CHARLESTON, W.Va. (AP) — West Virginia senators on Wednesday rejected a bill to cut state funding for the greyhound racing industry, three years after Gov. Jim Justice vetoed similar legislation.
The bill was defeated on a 23-11 vote. It would have ended $17 million in subsidies that benefit dog racing breeders and handlers at the state’s two racetracks, the Mardi Gras Casino and Resort in Nitro and the Wheeling Island Hotel Casino and Racetrack.
The track at Wheeling Island, sandwiched in the state’s Northern Panhandle between Ohio and Pennsylvania, also has felt the pinch of competition from new casinos in Pennsylvania.
Senate President Mitch Carmichael, the bill’s lead sponsor, said the industry is outdated and inhumane to greyhounds. He wanted the subsidies steered toward more important priorities such as health or education.
“Whether we do it this year or next year or the year after, it’s going to happen,” Carmichael, a Republican, said in a floor speech. “Greyhound racing is ending across all of America.”
The bill would not have outlawed greyhound racing in the state, but opponents have said the bill would doom the industry that provides up to 1,700 jobs.
Sen.

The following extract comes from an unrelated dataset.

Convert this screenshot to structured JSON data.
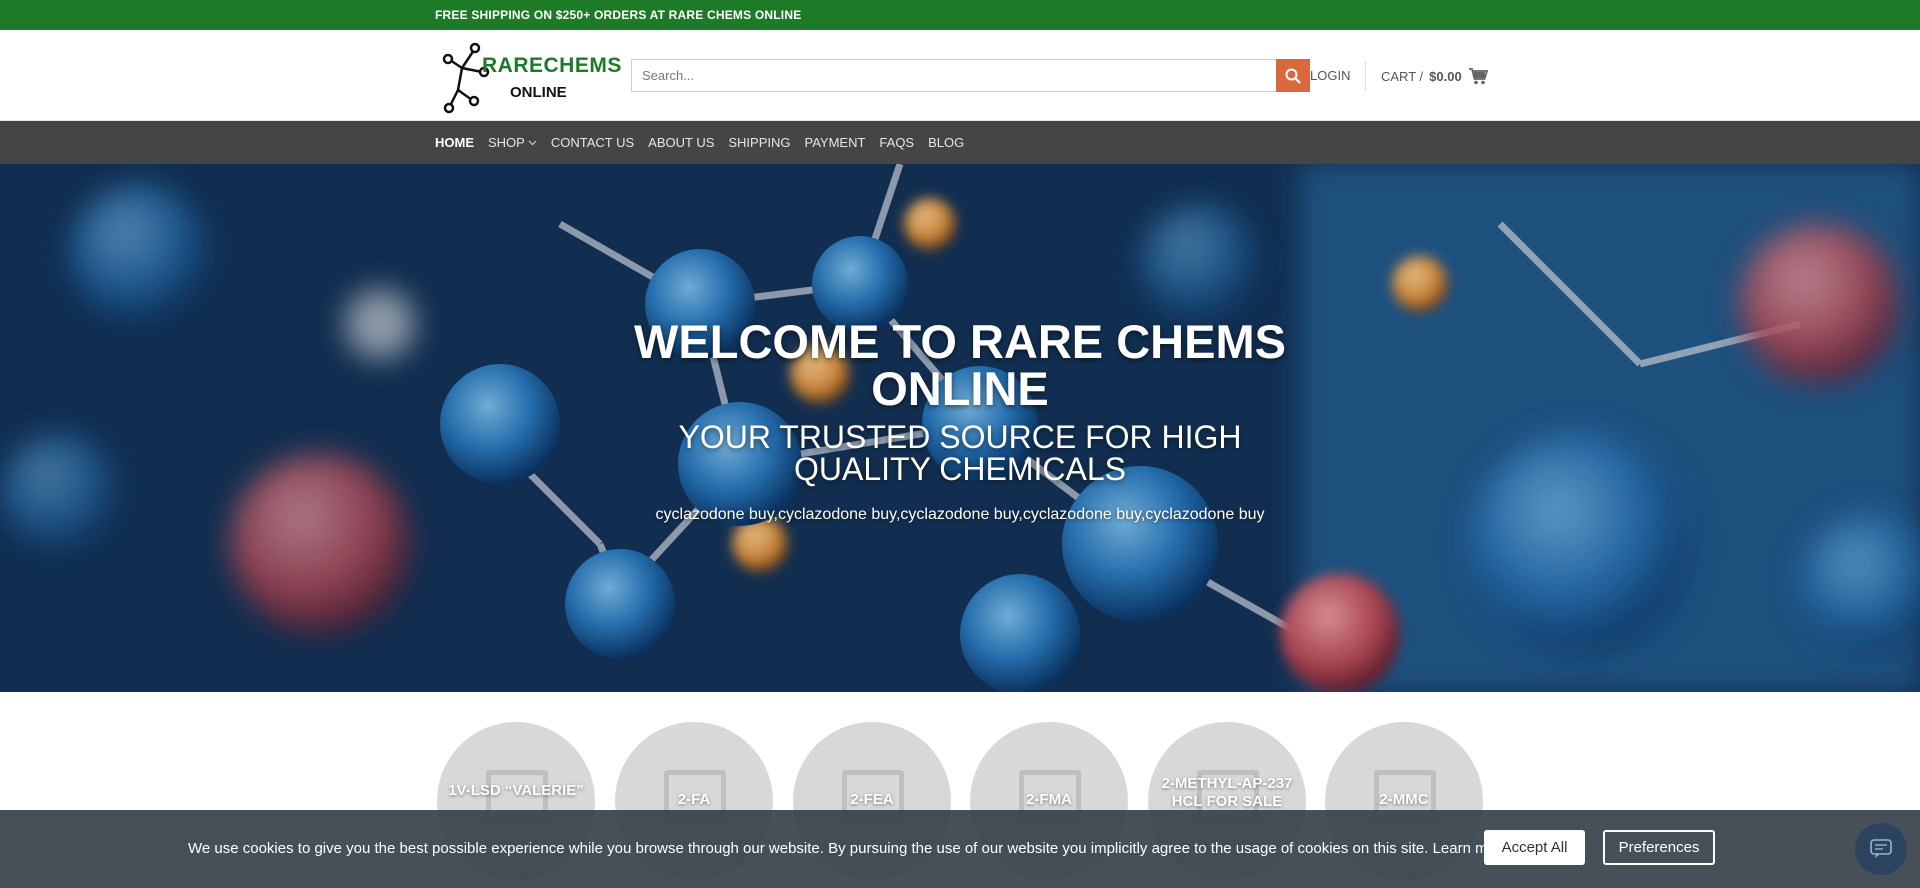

William Ihlenfeld, D-Ohio, noted that a hospital in Wheeling closed last fall, and the city “can’t afford to take another blow like this right now.”
The bill would have set aside $3 million to retrain displaced workers and $1 million to promote greyhound adoptions. Residents who adopt greyhounds would have received a one-time $500 tax credit.

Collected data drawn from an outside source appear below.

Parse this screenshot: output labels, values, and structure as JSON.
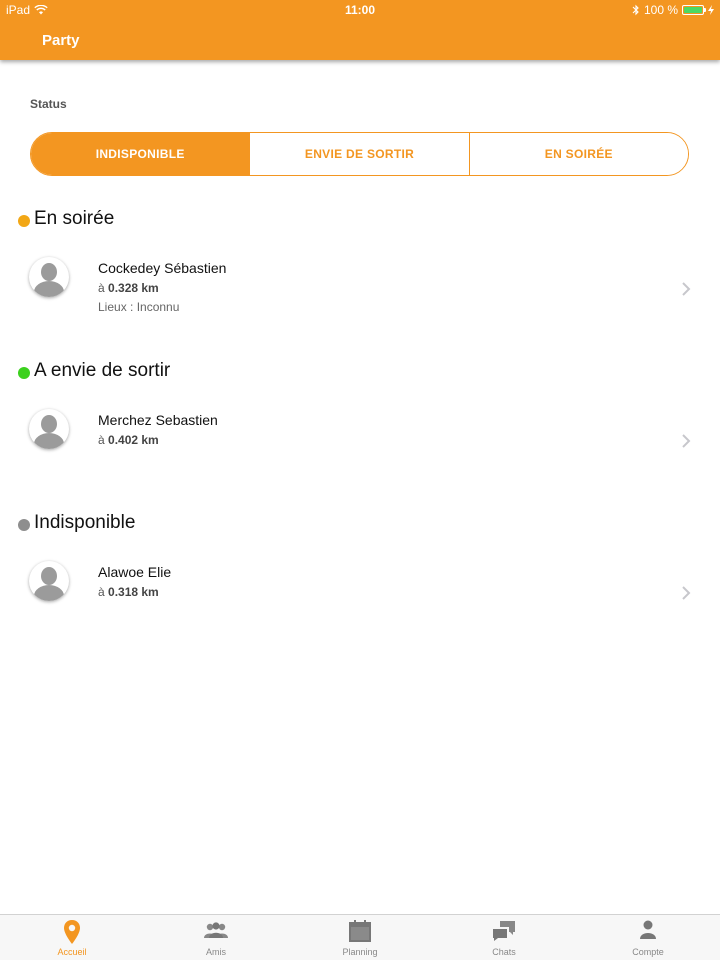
{
  "statusbar": {
    "device": "iPad",
    "time": "11:00",
    "battery": "100 %"
  },
  "header": {
    "title": "Party"
  },
  "status": {
    "label": "Status",
    "options": [
      "INDISPONIBLE",
      "ENVIE DE SORTIR",
      "EN SOIRÉE"
    ],
    "selected": "INDISPONIBLE"
  },
  "groups": [
    {
      "title": "En soirée",
      "color": "#f2a716",
      "items": [
        {
          "name": "Cockedey Sébastien",
          "dist_prefix": "à ",
          "dist": "0.328 km",
          "lieux": "Lieux : Inconnu"
        }
      ]
    },
    {
      "title": "A envie de sortir",
      "color": "#3cd11e",
      "items": [
        {
          "name": "Merchez Sebastien",
          "dist_prefix": "à ",
          "dist": "0.402 km"
        }
      ]
    },
    {
      "title": "Indisponible",
      "color": "#8e8e8e",
      "items": [
        {
          "name": "Alawoe Elie",
          "dist_prefix": "à ",
          "dist": "0.318 km"
        }
      ]
    }
  ],
  "tabs": [
    {
      "label": "Accueil",
      "icon": "map-pin-icon",
      "active": true
    },
    {
      "label": "Amis",
      "icon": "people-icon",
      "active": false
    },
    {
      "label": "Planning",
      "icon": "calendar-icon",
      "active": false
    },
    {
      "label": "Chats",
      "icon": "chat-bubbles-icon",
      "active": false
    },
    {
      "label": "Compte",
      "icon": "person-icon",
      "active": false
    }
  ],
  "colors": {
    "accent": "#f39621"
  }
}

During dog racing’s heyday, there were about 60 greyhound tracks in the U.S. But the rise in slot machines and table games has led to racing’s decline. Over the past decade, dog tracks were eliminated in Arizona, Colorado, Massachusetts, New Hampshire and Rhode Island.

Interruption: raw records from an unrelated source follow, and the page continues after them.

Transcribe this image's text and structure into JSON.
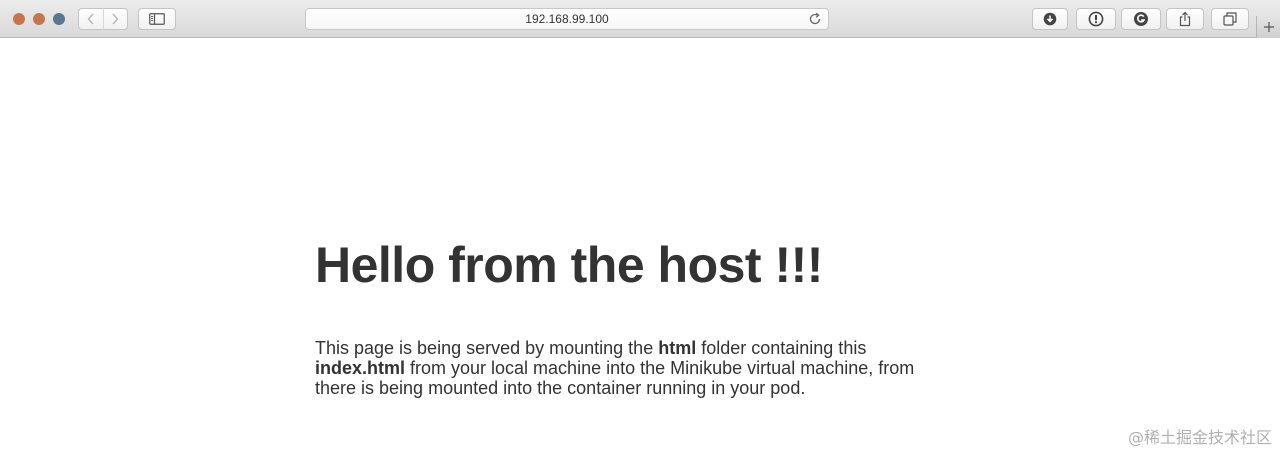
{
  "window": {
    "traffic_lights": {
      "close_color": "#c6764e",
      "minimize_color": "#c6764e",
      "maximize_color": "#5c7591"
    }
  },
  "toolbar": {
    "back_icon": "chevron-left-icon",
    "forward_icon": "chevron-right-icon",
    "sidebar_icon": "sidebar-icon",
    "address": "192.168.99.100",
    "reload_icon": "reload-icon",
    "right_buttons": [
      "download-icon",
      "info-icon",
      "grammarly-icon",
      "share-icon",
      "tabs-overview-icon"
    ],
    "new_tab_icon": "plus-icon"
  },
  "page": {
    "heading": "Hello from the host !!!",
    "paragraph": {
      "part1": "This page is being served by mounting the ",
      "bold1": "html",
      "part2": " folder containing this ",
      "bold2": "index.html",
      "part3": " from your local machine into the Minikube virtual machine, from there is being mounted into the container running in your pod."
    }
  },
  "watermark": "@稀土掘金技术社区"
}
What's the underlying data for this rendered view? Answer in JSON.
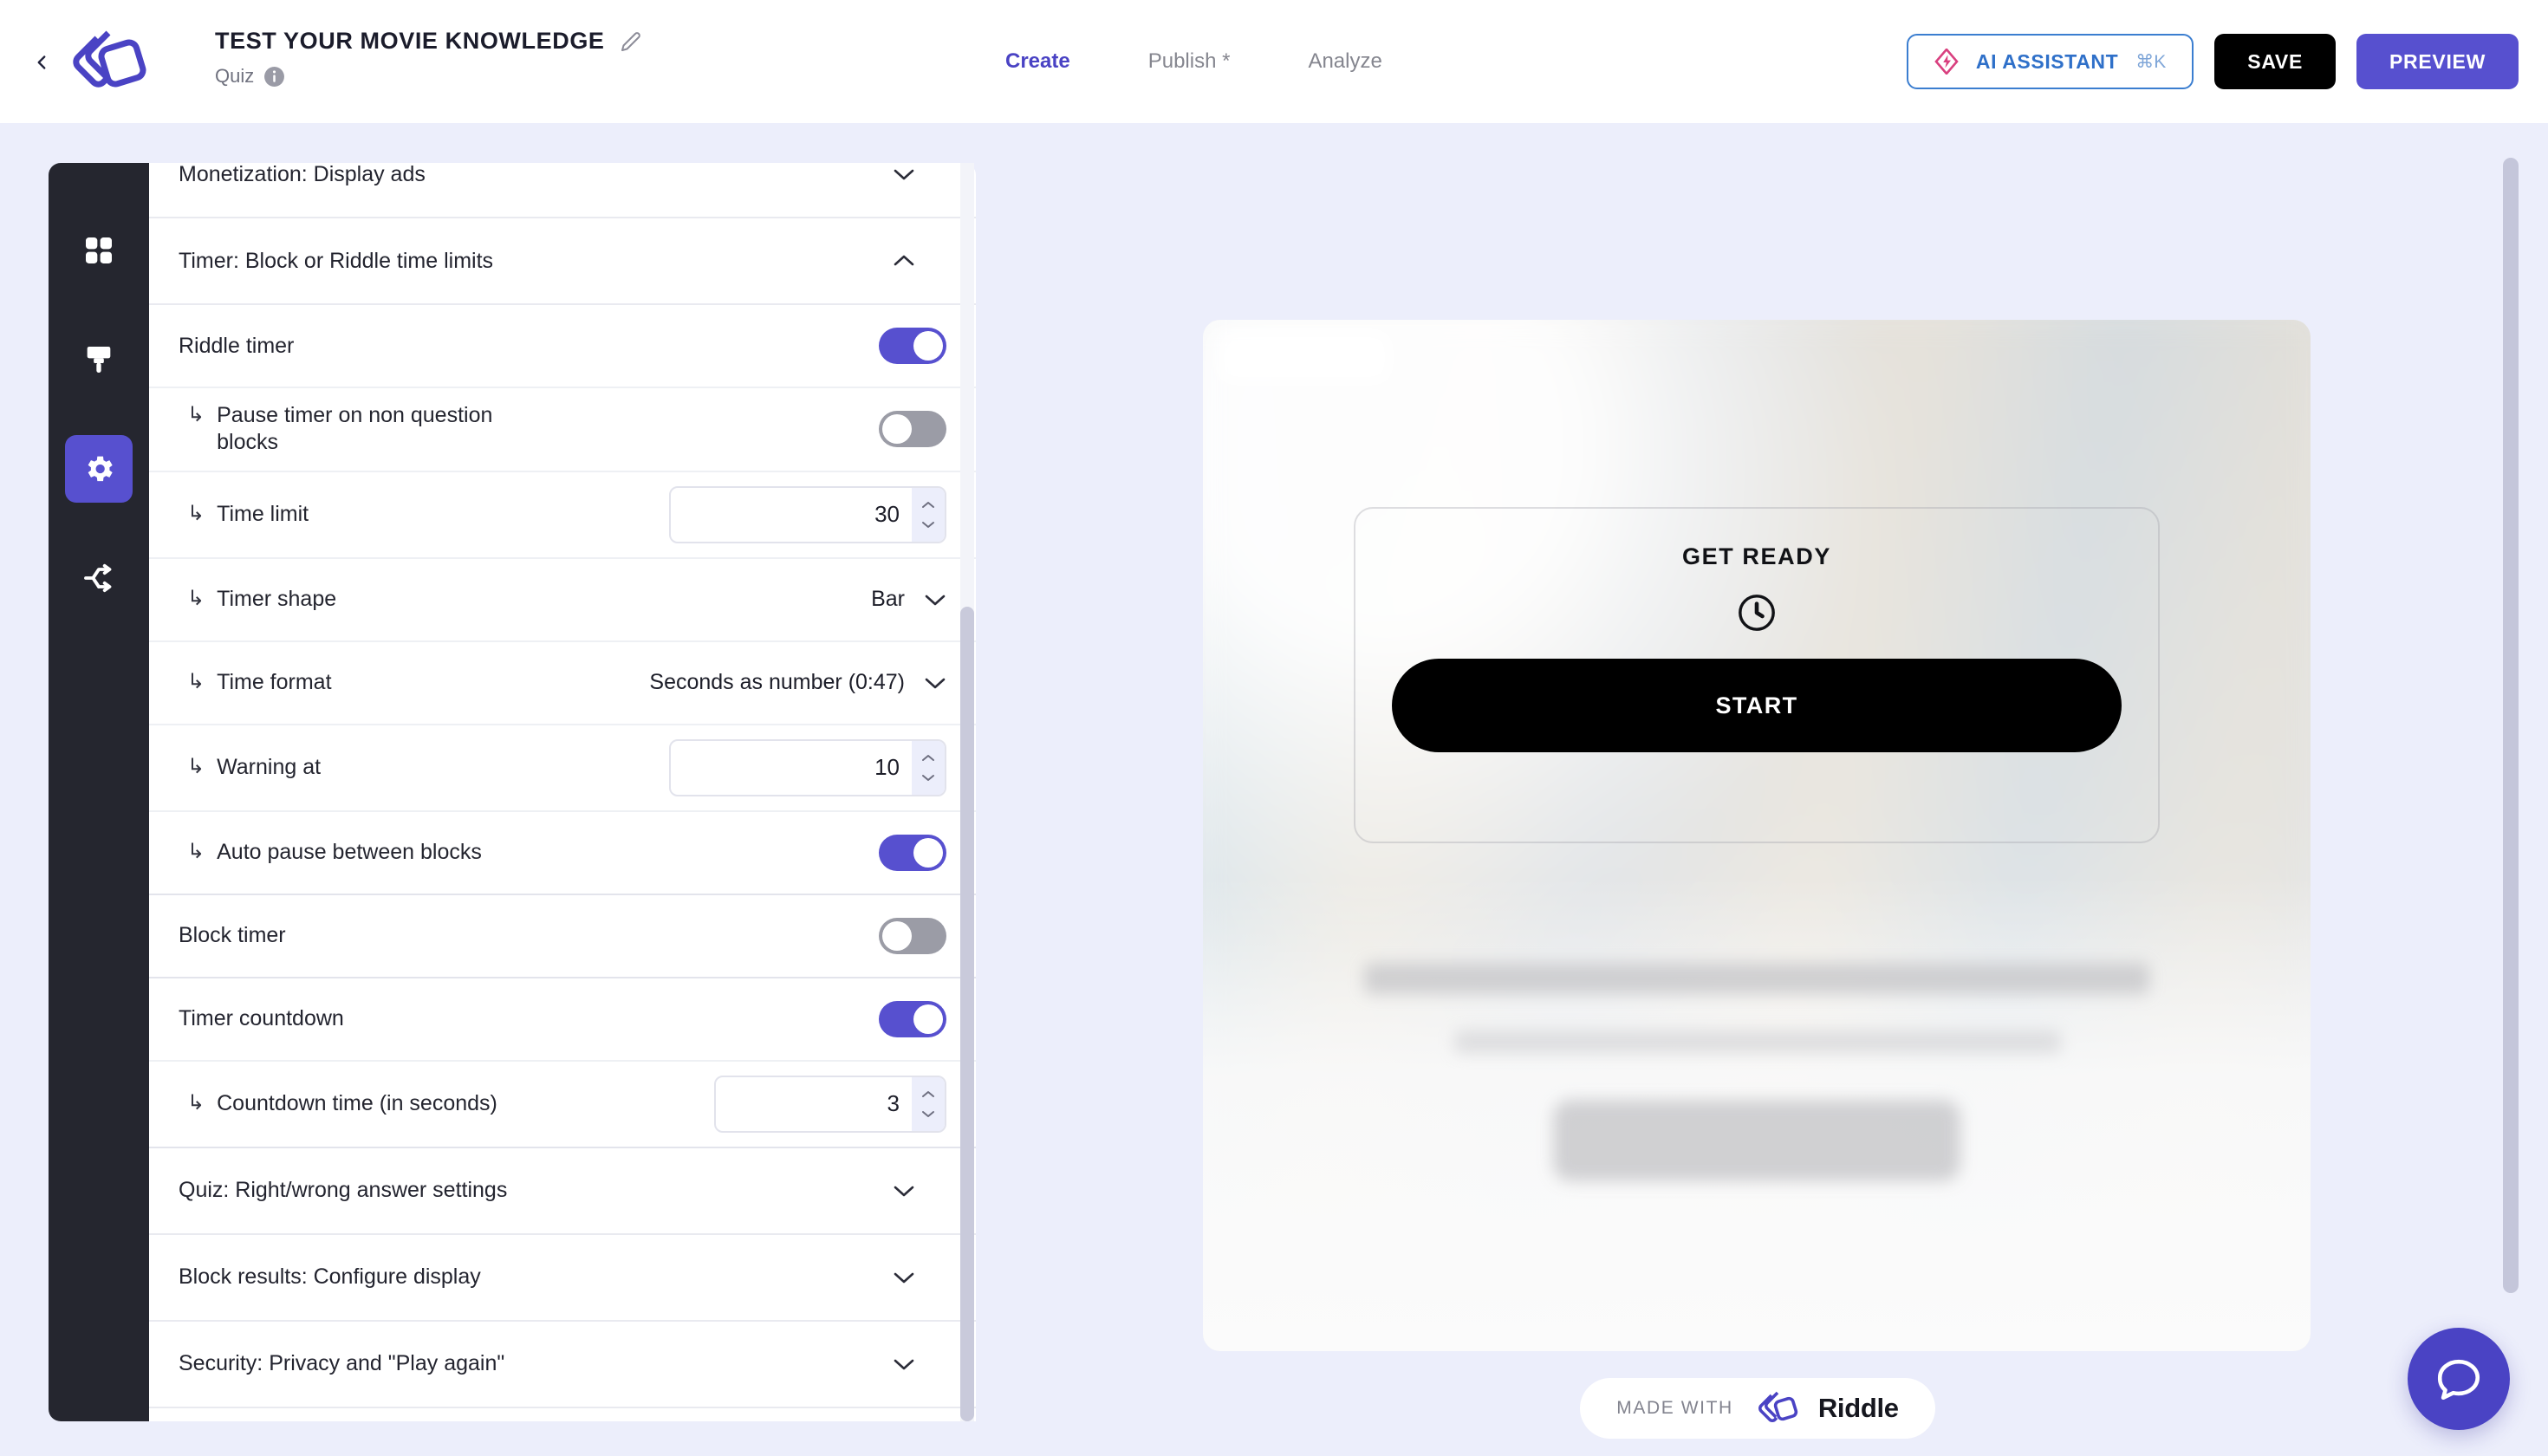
{
  "header": {
    "back_icon": "chevron-left-icon",
    "logo_icon": "riddle-logo",
    "title": "TEST YOUR MOVIE KNOWLEDGE",
    "edit_icon": "pencil-icon",
    "subtitle": "Quiz",
    "info_icon": "info-icon",
    "tabs": [
      {
        "label": "Create",
        "active": true
      },
      {
        "label": "Publish *",
        "active": false
      },
      {
        "label": "Analyze",
        "active": false
      }
    ],
    "ai_button": {
      "label": "AI ASSISTANT",
      "shortcut": "⌘K",
      "icon": "spark-diamond-icon"
    },
    "save_label": "SAVE",
    "preview_label": "PREVIEW"
  },
  "rail": {
    "items": [
      {
        "icon": "grid-blocks-icon",
        "active": false
      },
      {
        "icon": "paintbrush-icon",
        "active": false
      },
      {
        "icon": "gear-icon",
        "active": true
      },
      {
        "icon": "share-nodes-icon",
        "active": false
      }
    ]
  },
  "settings": {
    "sections": [
      {
        "label": "Monetization: Display ads",
        "expanded": false
      },
      {
        "label": "Timer: Block or Riddle time limits",
        "expanded": true
      }
    ],
    "rows": [
      {
        "label": "Riddle timer",
        "sub": false,
        "control": "toggle",
        "value": "on"
      },
      {
        "label": "Pause timer on non question blocks",
        "sub": true,
        "control": "toggle",
        "value": "off"
      },
      {
        "label": "Time limit",
        "sub": true,
        "control": "number",
        "value": "30"
      },
      {
        "label": "Timer shape",
        "sub": true,
        "control": "select",
        "value": "Bar"
      },
      {
        "label": "Time format",
        "sub": true,
        "control": "select",
        "value": "Seconds as number (0:47)"
      },
      {
        "label": "Warning at",
        "sub": true,
        "control": "number",
        "value": "10"
      },
      {
        "label": "Auto pause between blocks",
        "sub": true,
        "control": "toggle",
        "value": "on"
      },
      {
        "label": "Block timer",
        "sub": false,
        "control": "toggle",
        "value": "off"
      },
      {
        "label": "Timer countdown",
        "sub": false,
        "control": "toggle",
        "value": "on"
      },
      {
        "label": "Countdown time (in seconds)",
        "sub": true,
        "control": "number",
        "value": "3"
      }
    ],
    "sections_bottom": [
      {
        "label": "Quiz: Right/wrong answer settings",
        "expanded": false
      },
      {
        "label": "Block results: Configure display",
        "expanded": false
      },
      {
        "label": "Security: Privacy and \"Play again\"",
        "expanded": false
      }
    ],
    "sub_arrow": "↳"
  },
  "preview": {
    "get_ready_title": "GET READY",
    "clock_icon": "clock-icon",
    "start_label": "START",
    "made_with_label": "MADE WITH",
    "made_with_brand": "Riddle",
    "made_with_icon": "riddle-logo"
  },
  "chat": {
    "icon": "chat-bubble-icon"
  },
  "colors": {
    "accent_purple": "#5750cf",
    "toggle_on": "#5750cf",
    "toggle_off": "#9b9ca6",
    "rail_bg": "#25262f",
    "page_bg": "#eceefb",
    "ai_blue": "#2f70c9",
    "ai_spark_pink": "#d9407f"
  }
}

Florida voters in 2018 approved a measure to ban betting on greyhound races starting in 2021. In October, the only greyhound track in Arkansas agreed to phase out greyhound racing by the end of 2022. Besides West Virginia, other active dog racing tracks still exist in Alabama, Iowa and Texas.
Ihlenfeld said West Virginia should take advantage of the dog betting dollars that will be lost in Florida.
“Instead of kicking this to the curb, we ought to embrace it,” Ihlenfeld said.
Like other states, West Virginia started the subsidies for the racing industry when slot machines and table games arrived. Money for the West Virginia Racing Commission’s Greyhound Breeding Development Fund comes from a portion of those games at the greyhound tracks. The fund in turn provides much of the purse money kennel operators earn when they win or finish well in the races.
“We ought to be concerned about cutting the legs out of an industry at the drop of a hat,” said another bill opponent, Sen. Mike Romano, D-Harrison.